Venus Capital Management is proving relative value strategies can generate consistent returns in emerging markets, reports Kris Devasabai.
The Venus Relative Value Fund aims to generate low-volatility returns by arbitraging temporary price inefficiencies in emerging markets.
It is an unusual approach that largely ignores the emerging markets growth story which has captivated investors over the past decade.
However, Vik Mehrotra, founder and CEO of Venus Capital Management, firmly believes relative value strategies can outperform directional investments in the emerging markets on a risk-adjusted basis over the long term.
“Investors are so focused on the growth potential of emerging markets that they tend to overlook the relative value opportunities,” says Mehrotra.

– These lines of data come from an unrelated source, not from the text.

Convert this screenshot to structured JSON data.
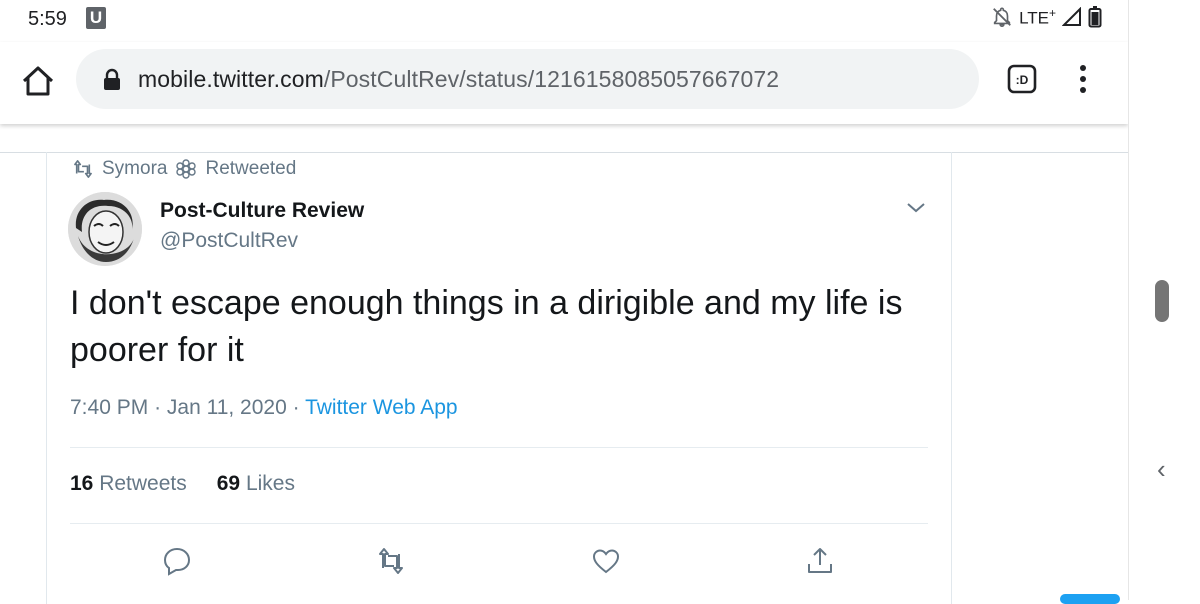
{
  "status_bar": {
    "time": "5:59",
    "notification_icon_label": "U",
    "network": "LTE",
    "network_superscript": "+",
    "icons": [
      "notifications-off-icon",
      "signal-icon",
      "battery-icon"
    ]
  },
  "browser": {
    "url_host": "mobile.twitter.com",
    "url_path": "/PostCultRev/status/1216158085057667072",
    "tab_switcher_label": ":D",
    "icons": [
      "home-icon",
      "lock-icon",
      "more-vert-icon"
    ]
  },
  "tweet": {
    "retweeted_by": "Symora",
    "retweeted_label": "Retweeted",
    "author_name": "Post-Culture Review",
    "author_handle": "@PostCultRev",
    "text": "I don't escape enough things in a dirigible and my life is poorer for it",
    "time": "7:40 PM",
    "date": "Jan 11, 2020",
    "source": "Twitter Web App",
    "retweet_count": "16",
    "retweet_label": "Retweets",
    "like_count": "69",
    "like_label": "Likes"
  },
  "colors": {
    "link_blue": "#1b95e0",
    "secondary_text": "#657786",
    "primary_text": "#14171a",
    "url_bar": "#f1f3f4"
  }
}
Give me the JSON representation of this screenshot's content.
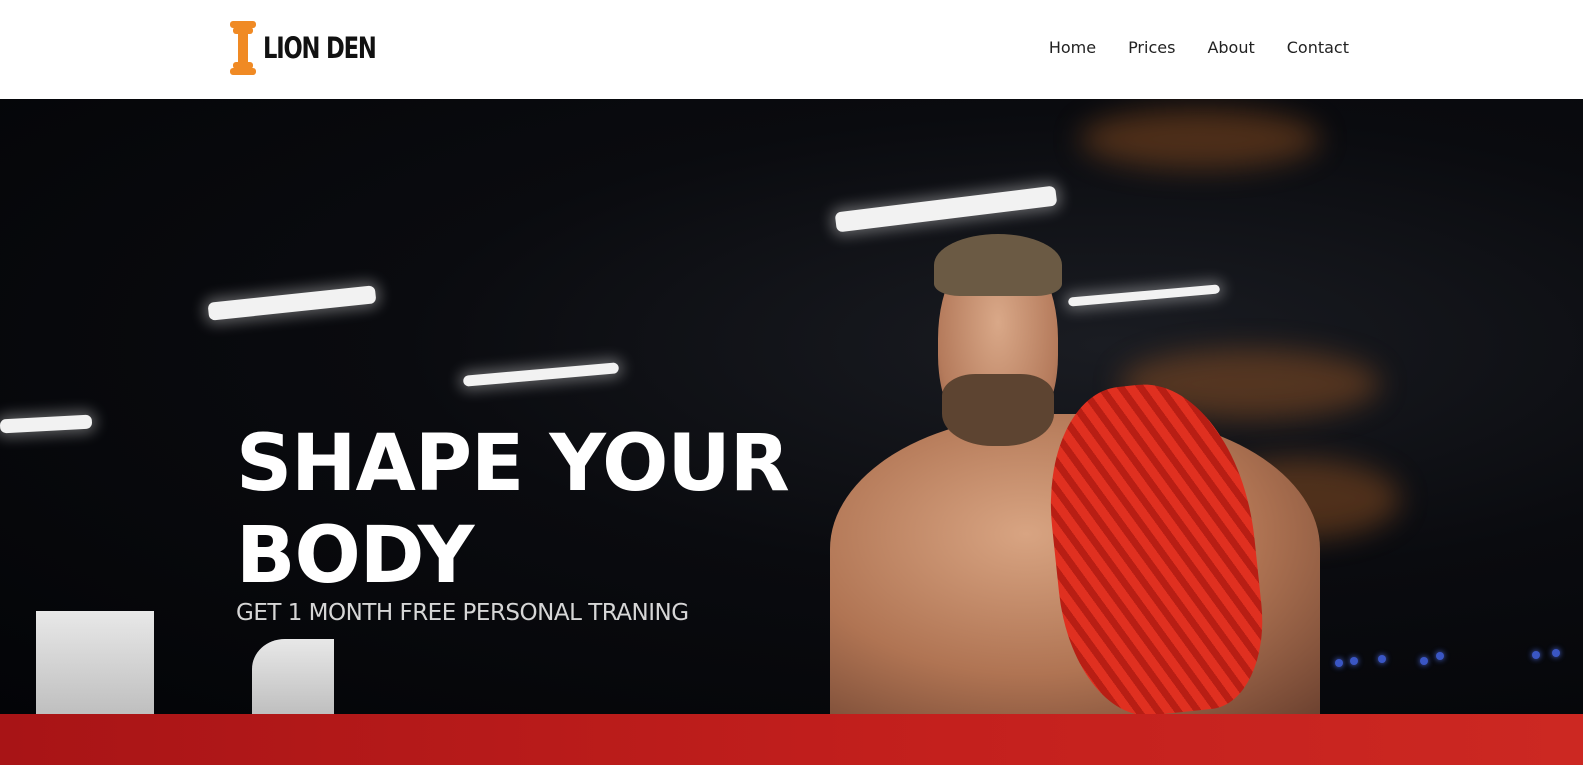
{
  "brand": {
    "name": "LION DEN",
    "logo_icon": "dumbbell-icon",
    "accent": "#f08a24"
  },
  "nav": {
    "items": [
      "Home",
      "Prices",
      "About",
      "Contact"
    ]
  },
  "hero": {
    "title": "SHAPE YOUR BODY",
    "subtitle": "GET 1 MONTH FREE PERSONAL TRANING"
  },
  "colors": {
    "band": "#c01d1b",
    "header_bg": "#ffffff",
    "hero_bg": "#05060a"
  }
}
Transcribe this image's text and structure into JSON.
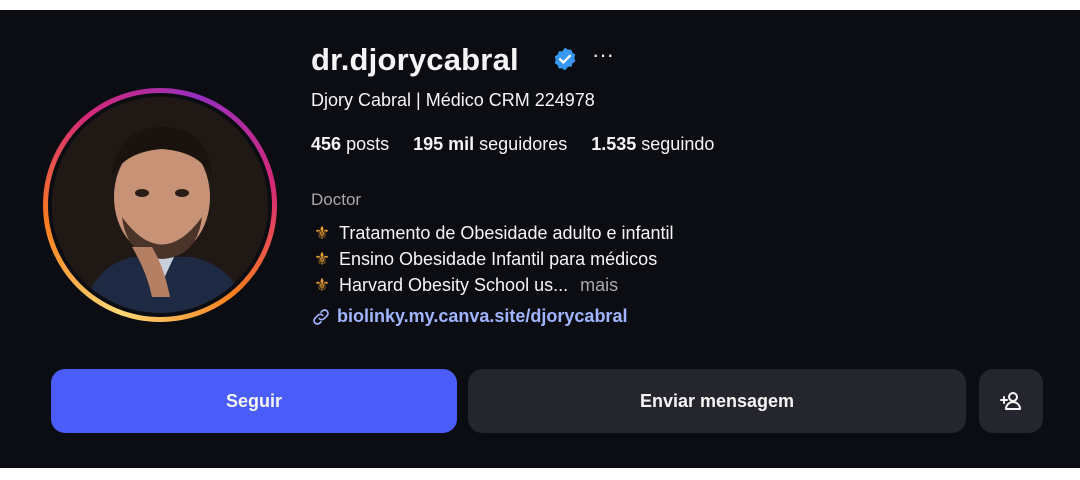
{
  "profile": {
    "username": "dr.djorycabral",
    "more_glyph": "···",
    "full_name": "Djory Cabral | Médico CRM 224978",
    "stats": {
      "posts_count": "456",
      "posts_label": "posts",
      "followers_count": "195 mil",
      "followers_label": "seguidores",
      "following_count": "1.535",
      "following_label": "seguindo"
    },
    "category": "Doctor",
    "bio": [
      {
        "emoji": "⚜",
        "text": "Tratamento de Obesidade adulto e infantil"
      },
      {
        "emoji": "⚜",
        "text": "Ensino Obesidade Infantil para médicos"
      },
      {
        "emoji": "⚜",
        "text": "Harvard Obesity School us..."
      }
    ],
    "bio_more": "mais",
    "link": "biolinky.my.canva.site/djorycabral"
  },
  "actions": {
    "follow_label": "Seguir",
    "message_label": "Enviar mensagem"
  },
  "icons": {
    "verified": "verified-badge-icon",
    "link": "link-icon",
    "add_user": "add-user-icon"
  },
  "colors": {
    "background": "#0c0d13",
    "follow_button": "#4a5df9",
    "secondary_button": "#25262d",
    "link": "#a0b4ff",
    "verified": "#3897f0",
    "muted_text": "#a8a8a8"
  }
}
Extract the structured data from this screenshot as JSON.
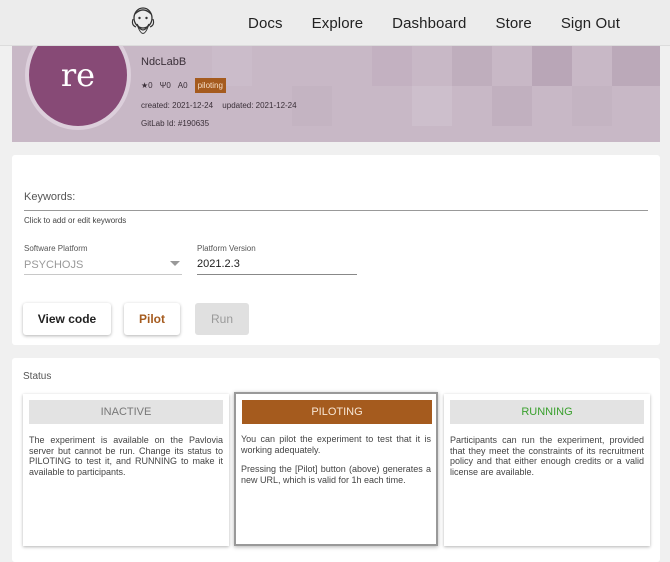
{
  "nav": {
    "logo_icon": "pavlovia-logo-icon",
    "links": [
      "Docs",
      "Explore",
      "Dashboard",
      "Store",
      "Sign Out"
    ]
  },
  "project": {
    "avatar_text": "re",
    "name": "NdcLabB",
    "stars": "0",
    "forks": "0",
    "watchers": "0",
    "status_badge": "piloting",
    "created": "created: 2021-12-24",
    "updated": "updated: 2021-12-24",
    "gitlab_id": "GitLab Id: #190635",
    "colors": {
      "avatar": "#874a76",
      "banner": "#c8b8c6",
      "piloting": "#a55b1e"
    }
  },
  "settings": {
    "keywords_label": "Keywords:",
    "keywords_hint": "Click to add or edit keywords",
    "software_platform_label": "Software Platform",
    "software_platform_value": "PSYCHOJS",
    "platform_version_label": "Platform Version",
    "platform_version_value": "2021.2.3",
    "buttons": {
      "view_code": "View code",
      "pilot": "Pilot",
      "run": "Run"
    }
  },
  "status": {
    "label": "Status",
    "cards": [
      {
        "title": "INACTIVE",
        "description": "The experiment is available on the Pavlovia server but cannot be run. Change its status to PILOTING to test it, and RUNNING to make it available to participants."
      },
      {
        "title": "PILOTING",
        "description_1": "You can pilot the experiment to test that it is working adequately.",
        "description_2": "Pressing the [Pilot] button (above) generates a new URL, which is valid for 1h each time."
      },
      {
        "title": "RUNNING",
        "description": "Participants can run the experiment, provided that they meet the constraints of its recruitment policy and that either enough credits or a valid license are available."
      }
    ]
  }
}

“We like the emerging markets because they are hugely inefficient. The regulations are still evolving, the people tend to be more emotional and the price swings are wider. It is an ideal environment from a relative value perspective.”
The Venus Relative Value Fund has posted average annual returns of 7.94% since inception in August 2008 with standard deviation of only 3.47%, giving it an impressive Sharpe ratio of 2.1.
Over the same period the HFRI Emerging Markets Index showed a negative annualised return while the MSCI Emerging Markets Index registered annualised gains of only 6.56% with extremely high volatility of 34.26%.